Malvinas: Um Setor da Direita Britânica Apoia Entrega





Malvinas: Um Setor da Direita Britânica Apoia Entrega

Carlos A. Lungarzo
O cotidiano britânico The Daily Telegraph, fundado em 1855, com uma circulação diária de mais de 630.000 exemplares, publicou hoje (5 de março de 2012) uma pesquisa entre seus leitores cujos resultados se encontram em apuração no momento de escrever este artigo, mas que estão praticamente decididos. Nela (vide), entre 25.771 pessoas entrevistadas, 58% votaram que o UK deve render soberania em favor da Argentina, 28% disseram que deve conservá-la, e só 14% disseram que a decisão cabe aos ilhéus.

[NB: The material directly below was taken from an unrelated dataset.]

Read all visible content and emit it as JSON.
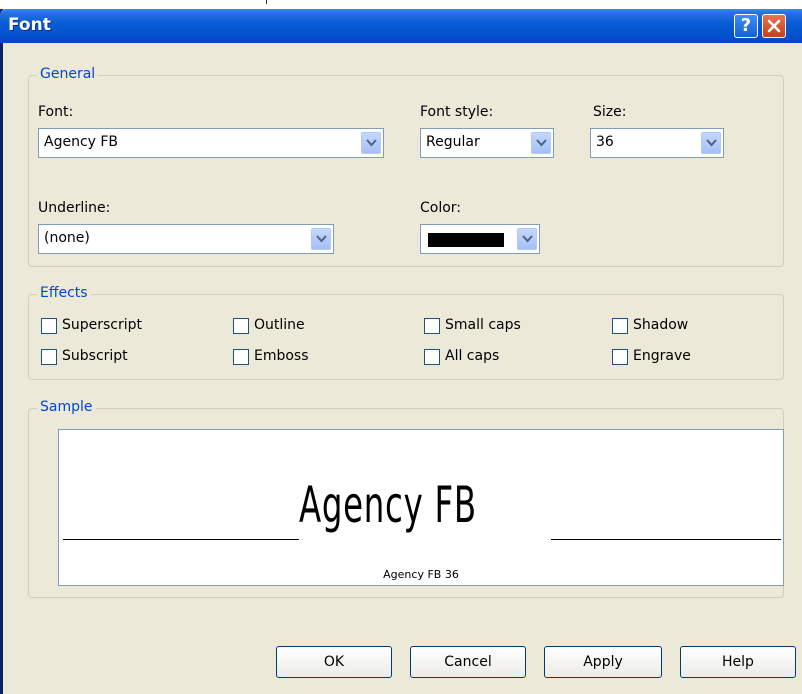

Há um detalhe interessante. Para quem não conhece o jornalismo britânico, é bom advertir que o Telegraph é considerado de maneira unânime um veículo informal do Partido Conservador inglês, a tal ponto que seu apelido na gíria londrinense é The Torygraph, ou seja, algo como “O Conservógrafo. Outros setores da direita contestam a fidelidade dessa pesquisa, mas, mesmo que ela não seja realmente científica, não há dúvida de que os leitores do Daily que apoiam a soberania britânica são minoria.
Isto pode parece esquisito. Acaso setores latinoamericanos que se percebem de esquerda (mas que, de fato, integram um tipo político que se pode chamar “social-nacionalista”), não dizem que o domínio britânico nas Malvinas é um ato de colonialismo? Por outro lado, todos sabemos que, salvo durante a curta transição do absolutismo monárquico à direita liberal no século 19, sempre o nacionalismo tem sido um distintivo da direita, uma forma de materializar a mística patriótica, como no Romantismo Alemão (Herde, Fichte, Schelling e outros), de atribuir concreção a formas de pensamento racista e excludente, como no fascismo, no falangismo, no nazismo e na direita violenta da Europa Oriental, e de encontrar um nexo sólido entre militarismo e religiosidade.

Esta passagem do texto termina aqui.